Open squaregoldfish opened 1 year ago
Possibly implement some concept of a "Job Sequence" for data processing jobs to run in one go.
The main sequence will start at Sensor QC and run through to Data Reduction QC. We pass a map of Objects between the jobs, and the following job knows what needs to be in the map for it to do its thing. If anything isn't there it will fail.
Note that jobs that are not the first entry in a sequence cannot be requeued.
Note that the sensor offsets restarts the calculations at Data Reduction, which will be in the middle of the standard job flow.
Be careful with SearchableSensorValuesList
- if it's made groups for grouped measurements, they will be come invalid if the QC changes.
Testing stats:
Original: Recalculate dataset: 2m 50s, 10.8Gb
DataSetSensorValues
operates in different modes (All, Ignore Flushing, Ignore Internal Calibrations). This will need to be build into the class because the different jobs need different modes.

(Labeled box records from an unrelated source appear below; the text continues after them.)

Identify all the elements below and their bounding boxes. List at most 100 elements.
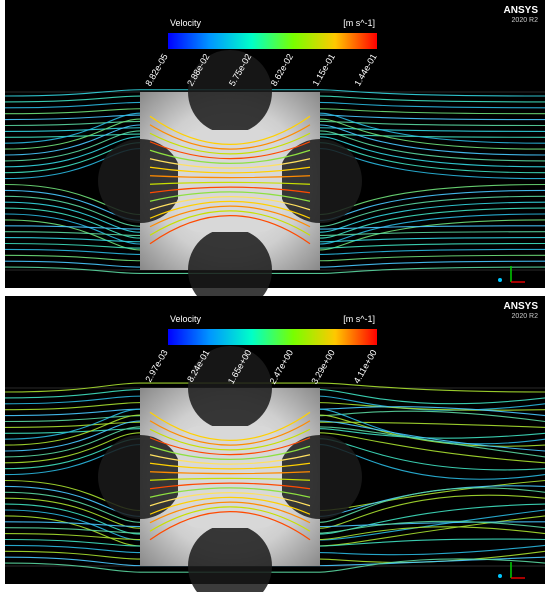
panel-label: a) [8, 4, 25, 29]
streamline [4, 133, 546, 138]
streamline [4, 520, 546, 534]
pore-streamline [149, 115, 311, 145]
pore-opening [278, 435, 362, 519]
streamline [4, 108, 546, 115]
pore-streamline [149, 471, 311, 475]
streamline [4, 130, 546, 162]
streamline [4, 526, 546, 541]
streamline [4, 521, 546, 528]
pore-streamline [149, 506, 311, 532]
triad-x [498, 278, 502, 282]
pore-streamline [149, 437, 311, 456]
pore-streamline [149, 420, 311, 446]
pore-streamline [149, 454, 311, 465]
pore-streamline [149, 477, 311, 481]
streamline [4, 389, 546, 405]
streamline [4, 89, 546, 97]
streamline [4, 382, 546, 393]
streamline [4, 112, 546, 144]
streamline [4, 136, 546, 168]
streamline [4, 225, 546, 230]
pore-streamline [149, 186, 311, 194]
pore-streamline [149, 445, 311, 460]
streamline [4, 556, 546, 567]
legend-title: Velocity [170, 314, 202, 324]
streamline [4, 213, 546, 245]
pore-streamline [149, 462, 311, 470]
streamline [4, 503, 546, 535]
streamline [4, 260, 546, 268]
pore-streamline [149, 200, 311, 219]
streamline [4, 101, 546, 109]
colorbar [168, 329, 377, 345]
pore-streamline [149, 191, 311, 202]
streamline [4, 421, 546, 428]
streamline [4, 426, 546, 458]
streamline [4, 124, 546, 156]
streamline [4, 195, 546, 227]
colorbar [168, 33, 377, 49]
streamline [4, 248, 546, 255]
pore-streamline [149, 175, 311, 179]
pore-streamline [149, 196, 311, 211]
pore-streamline [149, 124, 311, 150]
pore-opening [188, 50, 272, 134]
pore-streamline [149, 149, 311, 164]
streamline [4, 432, 546, 464]
pore-opening [98, 139, 182, 223]
streamline [4, 494, 546, 529]
streamline [4, 95, 546, 103]
pore-streamline [149, 487, 311, 498]
pore-cavity [178, 426, 282, 528]
pore-streamline [149, 141, 311, 160]
legend-title: Velocity [170, 18, 202, 28]
streamline [4, 254, 546, 262]
pore-streamline [149, 492, 311, 507]
streamline [4, 538, 546, 547]
streamline [4, 120, 546, 127]
pore-streamline [149, 181, 311, 185]
pore-streamline [149, 428, 311, 451]
pore-opening [278, 139, 362, 223]
version: 2020 R2 [512, 313, 539, 320]
pore-streamline [149, 482, 311, 490]
pore-opening [98, 435, 182, 519]
triad-x [498, 574, 502, 578]
legend-unit: [m s^-1] [343, 18, 375, 28]
streamline [4, 428, 546, 439]
pore-streamline [149, 411, 311, 441]
streamline [4, 544, 546, 556]
pore-streamline [149, 496, 311, 515]
pore-opening [188, 228, 272, 312]
panel-label: b) [8, 300, 26, 325]
pore-streamline [149, 511, 311, 541]
pore-streamline [149, 166, 311, 174]
version: 2020 R2 [512, 17, 539, 24]
pore-streamline [149, 501, 311, 524]
streamline [4, 118, 546, 150]
legend-unit: [m s^-1] [343, 314, 375, 324]
pore-streamline [149, 215, 311, 245]
panel: Velocity [m s^-1]8.82e-05 2.88e-02 5.75e-02… [4, 0, 546, 312]
brand: ANSYS [504, 5, 539, 16]
streamline [4, 201, 546, 233]
streamline [4, 242, 546, 249]
streamline [4, 487, 546, 523]
pore-streamline [149, 205, 311, 228]
streamline [4, 114, 546, 121]
streamline [4, 420, 546, 452]
streamline [4, 266, 546, 274]
pore-opening [188, 524, 272, 592]
pore-streamline [149, 210, 311, 236]
streamline [4, 558, 546, 573]
streamline [4, 237, 546, 243]
pore-streamline [149, 158, 311, 169]
pore-cavity [178, 130, 282, 232]
streamline [4, 127, 546, 132]
streamline [4, 231, 546, 236]
streamline [4, 207, 546, 239]
pore-streamline [149, 132, 311, 155]
streamline [4, 402, 546, 411]
panel: Velocity [m s^-1]2.97e-03 8.24e-01 1.65e+00… [4, 296, 546, 592]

1am thought: Maybe we just pass a list of all SensorValues between jobs, and build a new DatasetSensorValues object from it at the start of a new job which filters them? Not sure how well that will work with memory usage for all the data structures in a DataSetSensorValues
object. But it might not be too bad, since we won't be duplicating SensorValue
objects. Try it and see.
At the top of each job, see if the TreeSet<SensorValue>
exists in the transfer data, and if not load it. We may need a new method in DataSetDataDB
for this.
Since the jobs are typically I/O bound at this point, can we pass data from one job to the other in the chain? e.g. AutoQCJob and DataReductionJob both need SensorValues (It's 2:30am and I can't remember the exact requirements, but you get the idea.)
This might mean that data set processing needs to be finished in one go instead of jumping between them, to prevent a ton of RAM being allocated while it's switching between datasets if there's loads queued at once.